Così, ieri, nel rispetto della tradizione, ad Acireale nella piazza antistante la parrocchia Santa Maria degli Angeli, guidata da padre Calogero Frisenda,  il vescovo della diocesi di Acireale, monsignor Antonino Raspanti, ha presieduto la solenne concelebrazione eucaristica lo stesso padre Frisenda, padre Salvatore Alberti, parroco della chiesa del Suffragio e padre Luciano Bella, sacerdote dell’Oratorio dei PP.Filippini in Acireale.

E, nella sua sentita omelia, S.E. Raspanti ha così dichiarato: “Il perdono va sempre nel profondo del cuore dell’uomo di ogni tempo, dal momento che c’è  nel cuore di ognuno la ferita che noi chiamiamo peccato originale che, se pur cancellato dal battesimo,  lascia forti strascichi e pensieri egoistici.

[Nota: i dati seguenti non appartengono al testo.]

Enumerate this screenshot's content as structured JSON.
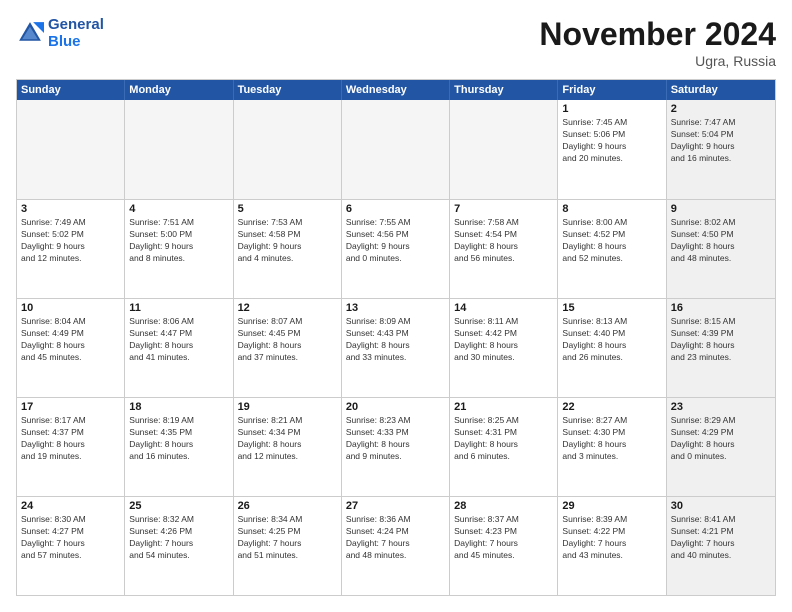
{
  "logo": {
    "line1": "General",
    "line2": "Blue"
  },
  "title": "November 2024",
  "location": "Ugra, Russia",
  "header_days": [
    "Sunday",
    "Monday",
    "Tuesday",
    "Wednesday",
    "Thursday",
    "Friday",
    "Saturday"
  ],
  "weeks": [
    [
      {
        "day": "",
        "info": "",
        "shaded": true
      },
      {
        "day": "",
        "info": "",
        "shaded": true
      },
      {
        "day": "",
        "info": "",
        "shaded": true
      },
      {
        "day": "",
        "info": "",
        "shaded": true
      },
      {
        "day": "",
        "info": "",
        "shaded": true
      },
      {
        "day": "1",
        "info": "Sunrise: 7:45 AM\nSunset: 5:06 PM\nDaylight: 9 hours\nand 20 minutes.",
        "shaded": false
      },
      {
        "day": "2",
        "info": "Sunrise: 7:47 AM\nSunset: 5:04 PM\nDaylight: 9 hours\nand 16 minutes.",
        "shaded": true
      }
    ],
    [
      {
        "day": "3",
        "info": "Sunrise: 7:49 AM\nSunset: 5:02 PM\nDaylight: 9 hours\nand 12 minutes.",
        "shaded": false
      },
      {
        "day": "4",
        "info": "Sunrise: 7:51 AM\nSunset: 5:00 PM\nDaylight: 9 hours\nand 8 minutes.",
        "shaded": false
      },
      {
        "day": "5",
        "info": "Sunrise: 7:53 AM\nSunset: 4:58 PM\nDaylight: 9 hours\nand 4 minutes.",
        "shaded": false
      },
      {
        "day": "6",
        "info": "Sunrise: 7:55 AM\nSunset: 4:56 PM\nDaylight: 9 hours\nand 0 minutes.",
        "shaded": false
      },
      {
        "day": "7",
        "info": "Sunrise: 7:58 AM\nSunset: 4:54 PM\nDaylight: 8 hours\nand 56 minutes.",
        "shaded": false
      },
      {
        "day": "8",
        "info": "Sunrise: 8:00 AM\nSunset: 4:52 PM\nDaylight: 8 hours\nand 52 minutes.",
        "shaded": false
      },
      {
        "day": "9",
        "info": "Sunrise: 8:02 AM\nSunset: 4:50 PM\nDaylight: 8 hours\nand 48 minutes.",
        "shaded": true
      }
    ],
    [
      {
        "day": "10",
        "info": "Sunrise: 8:04 AM\nSunset: 4:49 PM\nDaylight: 8 hours\nand 45 minutes.",
        "shaded": false
      },
      {
        "day": "11",
        "info": "Sunrise: 8:06 AM\nSunset: 4:47 PM\nDaylight: 8 hours\nand 41 minutes.",
        "shaded": false
      },
      {
        "day": "12",
        "info": "Sunrise: 8:07 AM\nSunset: 4:45 PM\nDaylight: 8 hours\nand 37 minutes.",
        "shaded": false
      },
      {
        "day": "13",
        "info": "Sunrise: 8:09 AM\nSunset: 4:43 PM\nDaylight: 8 hours\nand 33 minutes.",
        "shaded": false
      },
      {
        "day": "14",
        "info": "Sunrise: 8:11 AM\nSunset: 4:42 PM\nDaylight: 8 hours\nand 30 minutes.",
        "shaded": false
      },
      {
        "day": "15",
        "info": "Sunrise: 8:13 AM\nSunset: 4:40 PM\nDaylight: 8 hours\nand 26 minutes.",
        "shaded": false
      },
      {
        "day": "16",
        "info": "Sunrise: 8:15 AM\nSunset: 4:39 PM\nDaylight: 8 hours\nand 23 minutes.",
        "shaded": true
      }
    ],
    [
      {
        "day": "17",
        "info": "Sunrise: 8:17 AM\nSunset: 4:37 PM\nDaylight: 8 hours\nand 19 minutes.",
        "shaded": false
      },
      {
        "day": "18",
        "info": "Sunrise: 8:19 AM\nSunset: 4:35 PM\nDaylight: 8 hours\nand 16 minutes.",
        "shaded": false
      },
      {
        "day": "19",
        "info": "Sunrise: 8:21 AM\nSunset: 4:34 PM\nDaylight: 8 hours\nand 12 minutes.",
        "shaded": false
      },
      {
        "day": "20",
        "info": "Sunrise: 8:23 AM\nSunset: 4:33 PM\nDaylight: 8 hours\nand 9 minutes.",
        "shaded": false
      },
      {
        "day": "21",
        "info": "Sunrise: 8:25 AM\nSunset: 4:31 PM\nDaylight: 8 hours\nand 6 minutes.",
        "shaded": false
      },
      {
        "day": "22",
        "info": "Sunrise: 8:27 AM\nSunset: 4:30 PM\nDaylight: 8 hours\nand 3 minutes.",
        "shaded": false
      },
      {
        "day": "23",
        "info": "Sunrise: 8:29 AM\nSunset: 4:29 PM\nDaylight: 8 hours\nand 0 minutes.",
        "shaded": true
      }
    ],
    [
      {
        "day": "24",
        "info": "Sunrise: 8:30 AM\nSunset: 4:27 PM\nDaylight: 7 hours\nand 57 minutes.",
        "shaded": false
      },
      {
        "day": "25",
        "info": "Sunrise: 8:32 AM\nSunset: 4:26 PM\nDaylight: 7 hours\nand 54 minutes.",
        "shaded": false
      },
      {
        "day": "26",
        "info": "Sunrise: 8:34 AM\nSunset: 4:25 PM\nDaylight: 7 hours\nand 51 minutes.",
        "shaded": false
      },
      {
        "day": "27",
        "info": "Sunrise: 8:36 AM\nSunset: 4:24 PM\nDaylight: 7 hours\nand 48 minutes.",
        "shaded": false
      },
      {
        "day": "28",
        "info": "Sunrise: 8:37 AM\nSunset: 4:23 PM\nDaylight: 7 hours\nand 45 minutes.",
        "shaded": false
      },
      {
        "day": "29",
        "info": "Sunrise: 8:39 AM\nSunset: 4:22 PM\nDaylight: 7 hours\nand 43 minutes.",
        "shaded": false
      },
      {
        "day": "30",
        "info": "Sunrise: 8:41 AM\nSunset: 4:21 PM\nDaylight: 7 hours\nand 40 minutes.",
        "shaded": true
      }
    ]
  ]
}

L’unico modo che ci rigenera e ci fa superare, altrimenti saremmo votati alla morte, questo scacco è la capacità di riconciliazione e di perdono fraterno che consente che i rapporti umani non finiscano sempre nelle guerre che pur ci son,o piccole o grandi, ma la distruzione non ce l’ha vinta perché il perdono di Dio è stato dato e questo perdono non consente che gli inferi prevarranno sulla terra, che il diavolo vinca, che la disunione vinca e che la morte distrugga la creazione di Dio. Il perdono che il Signore ci ha dato in  Gesù Cristo, è già una garanzia che non vincerà il male e anche l’essere  perdonati mette noi, soprattutto noi cristiani, ma non solo, in grado e nel dovere di esercitare questa riconciliazione, affinché i rapporti umani non vadano nella strettoia della distruzione, ma si allarghino nella speranza di costruire  il bene.”

Nonostante il caldo torrido, la partecipazione dei fedeli è stata particolarmente sentita e numerosa, in un’atmosfera di fede e speranza.